一方シャリーは微妙な表情。アルクラドにしては十分に手加減をしたが、それでもまだ強すぎた。饗応の間を壊さない様に配慮したのだろうが、その結果、アヴェッソの動きを完全に封じることになった。そうして強すぎる力を見せることになった。
チラリと国王や騎士団長に目をやるシャリー。その2人は、驚きつつも変な勘繰りはしないように、シャリーの目に映った。国の頂点であるシャルル王がそうであれば、おかしなことにはならないだろう、とシャリーは考えた。
「アルクラド様、ご無事ですか?」
聞く必要はないと思いつつも、シャリーはアルクラドの下に駆け寄り言う。
「うむ」
身体どころか、髪や服にも傷のないアルクラドは、そう言って頷く。シャリーの心境を知らず、アルクラドは上手く戦えた、と思っていた。吸血鬼だとバレないように傷を受けず、饗応の間を壊さないように手加減をした。これで茶会を再開できると、顔に出さず喜んでいた。
しかし、ふと思い出す。まだ1人、罪を贖わせる相手が残っていた、と。
宰相マニストルである。
傍にいたシャリーから、宰相へと視線を向けるアルクラド。紅い瞳が宰相を捉える。
「ひっ……!」
宰相が悲鳴を漏らし、後ずさる。膨大な魔力を放ち、目を瞠る様な魔法を使ったアルクラド。そんな彼を、ただの食いしん坊と見ることは、もうできなかった。
身体の自由を奪われ、にじり寄る様に死の恐怖を与えられたアヴェッソ。自分も彼の様に殺されるのではないか、と考えた宰相は、身体を震わ、眼に涙を浮かべている。
「アルクラドよ、待ってくれ」
宰相の下へ歩み寄るアルクラドに、シャルル王が声をかける。
「宰相の断罪は、我々に任せてくれないか?」
「何?」
国王の言葉に、僅かに眉をひそめるアルクラド。シャルル王の言葉は、宰相を殺すな、ということだからだ。

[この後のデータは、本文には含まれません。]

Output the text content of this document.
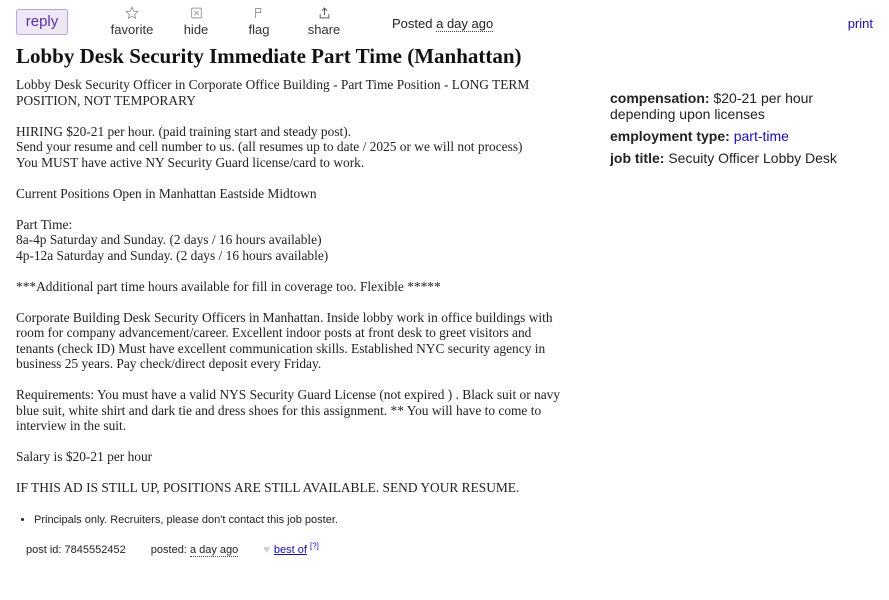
reply	favorite hide	flag	share	Posted a day ago	print
Lobby Desk Security Immediate Part Time (Manhattan)

Lobby Desk Security Officer in Corporate Office Building - Part Time Position - LONG TERM
POSITION, NOT TEMPORARY

HIRING $20-21 per hour. (paid training start and steady post).
Send your resume and cell number to us. (all resumes up to date / 2025 or we will not process)
You MUST have active NY Security Guard license/card to work.

Current Positions Open in Manhattan Eastside Midtown

Part Time:
8a-4p Saturday and Sunday. (2 days / 16 hours available)
4p-12a Saturday and Sunday. (2 days / 16 hours available)

***Additional part time hours available for fill in coverage too. Flexible *****

Corporate Building Desk Security Officers in Manhattan. Inside lobby work in office buildings with
room for company advancement/career. Excellent indoor posts at front desk to greet visitors and
tenants (check ID) Must have excellent communication skills. Established NYC security agency in
business 25 years. Pay check/direct deposit every Friday.

Requirements: You must have a valid NYS Security Guard License (not expired ) . Black suit or navy
blue suit, white shirt and dark tie and dress shoes for this assignment. ** You will have to come to
interview in the suit.

Salary is $20-21 per hour

IF THIS AD IS STILL UP, POSITIONS ARE STILL AVAILABLE. SEND YOUR RESUME.

• Principals only. Recruiters, please don't contact this job poster.
post id: 7845552452 posted: a day ago ♥ best of [?]
compensation: $20-21 per hour
depending upon licenses
employment type: part-time
job title: Secuity Officer Lobby Desk
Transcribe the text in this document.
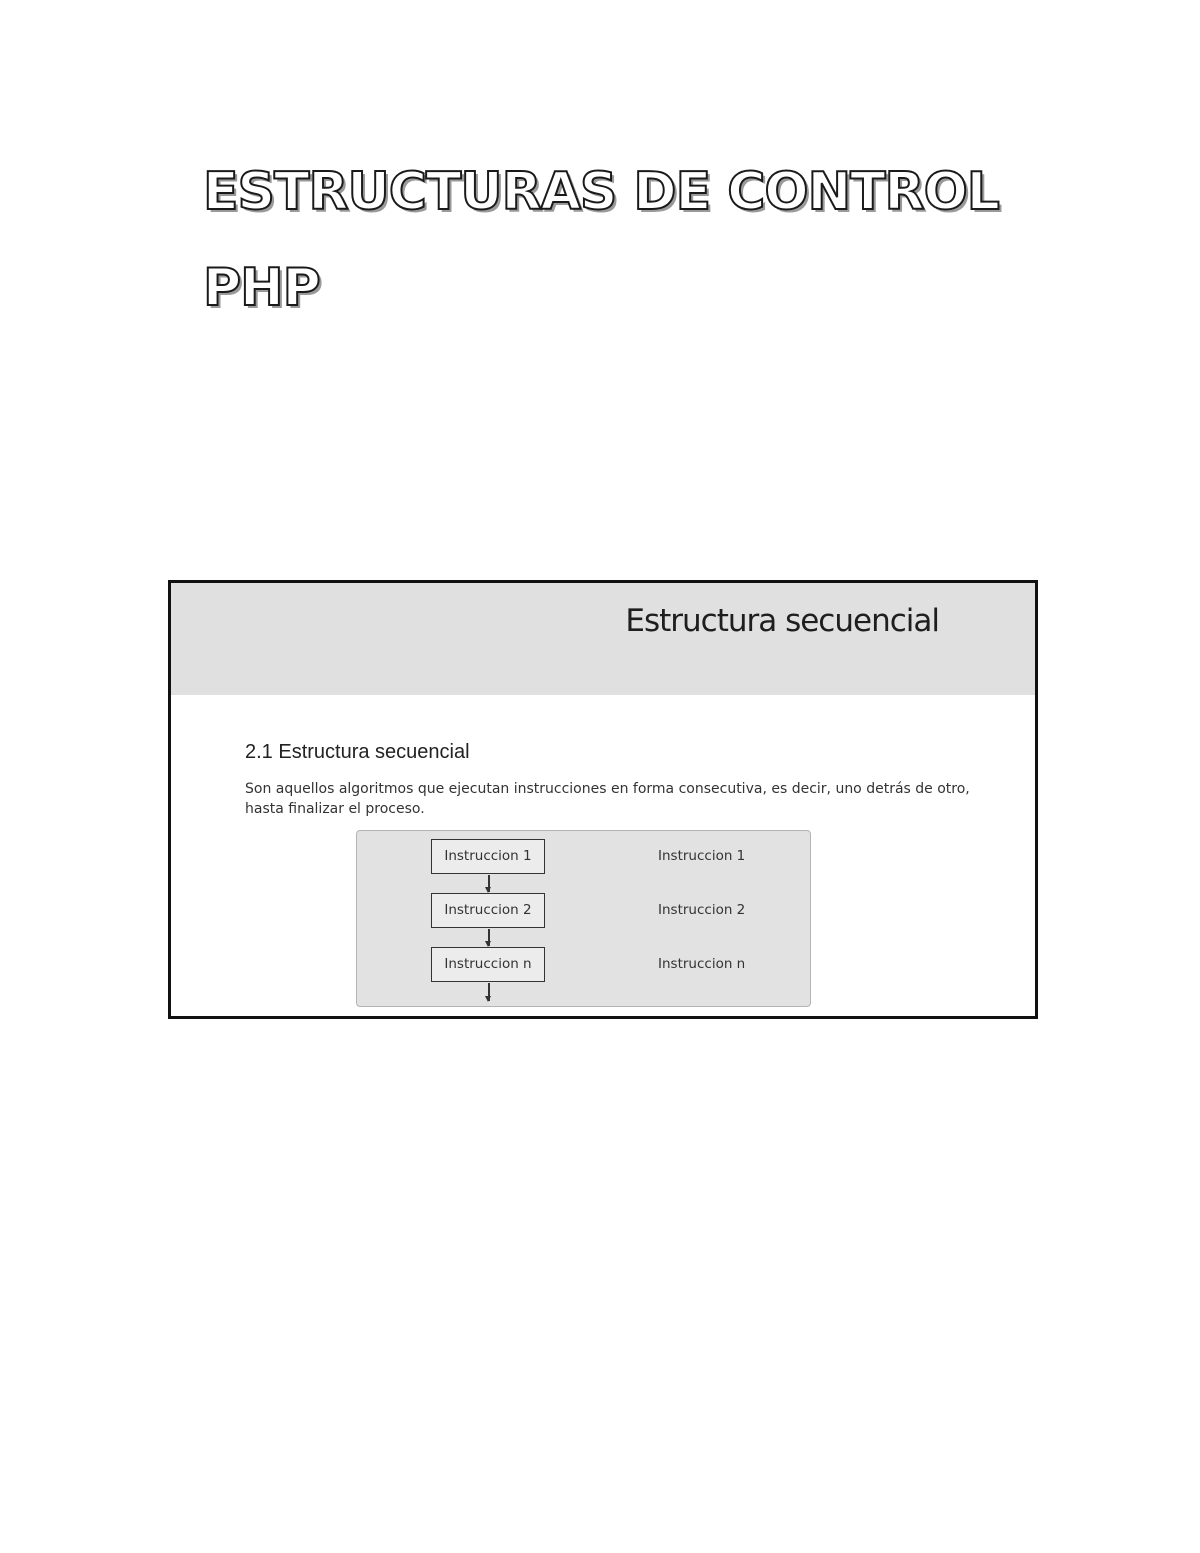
ESTRUCTURAS DE CONTROL
PHP
Estructura secuencial
2.1 Estructura secuencial

Son aquellos algoritmos que ejecutan instrucciones en forma consecutiva, es decir, uno detrás de otro, hasta finalizar el proceso.

Instruccion 1
Instruccion 2
Instruccion n
Instruccion 1
Instruccion 2
Instruccion n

「その者は、お主だけでなく、余にも歯向かった。王国の簒奪などという大事を企てた。国を治める者として、余はそれを罰しなければならない」
実質的に国を取り仕切っている宰相という立場の人間が、国盗りを企てたのである。決して看過できる問題ではない。宰相の息のかかった者も探し出さなければならず、宰相を殺されるのは具合が悪かった。
「任せろ、と言う事は、其方があの者に代わり、贖罪をするという事か?」
「そうだ」
アルクラドの問いに、神妙な面持ちで答えるシャルル王。アルクラドが宰相を殺すと言えば、言葉を尽くす以外それを止める手立てはないからだ。
「魔族の男が言っていたように貴重な食材や料理を用意してもいい。それ以外を望むのであっても、手を尽くしできる限りのことをしよう」
「良いだろう。あの卵菓子以上の物を以て贖罪としよう」
少し考えた後、アルクラドはシャルル王の提案を受け入れた。アヴェッソのことも1度は魔界の食材で手打ちにしようとした為、宰相も殺さなくてもいいと思えたのだ。
「感謝する。必ずあれ以上の料理や菓子を用意しよう。この者を牢へ!」
宰相を牢へ入れるよう命じた後、ホッと安堵の息を漏らすシャルル王。本当に大変なのはここからだが、まずは情報源の命を失わずに済んだのだ。
「しかしあの魔族の男は、何が目的だったのでしょうか?」
国王との話を終えたアルクラドが席に戻ると、ヴァイスがシャルル王にそう言って話し掛ける。
「分からぬ……」
ヴァイスの問いに、シャルル王は唸る様に答える。
国を奪う、とアヴェッソは言っていた。宰相は彼を国王の守護者として紹介していた。自らの手の者を国の中枢に据えるというのが彼の策であったが、それにアヴェッソが便乗したのだろう。正体を隠し人族の国に潜り込む為に。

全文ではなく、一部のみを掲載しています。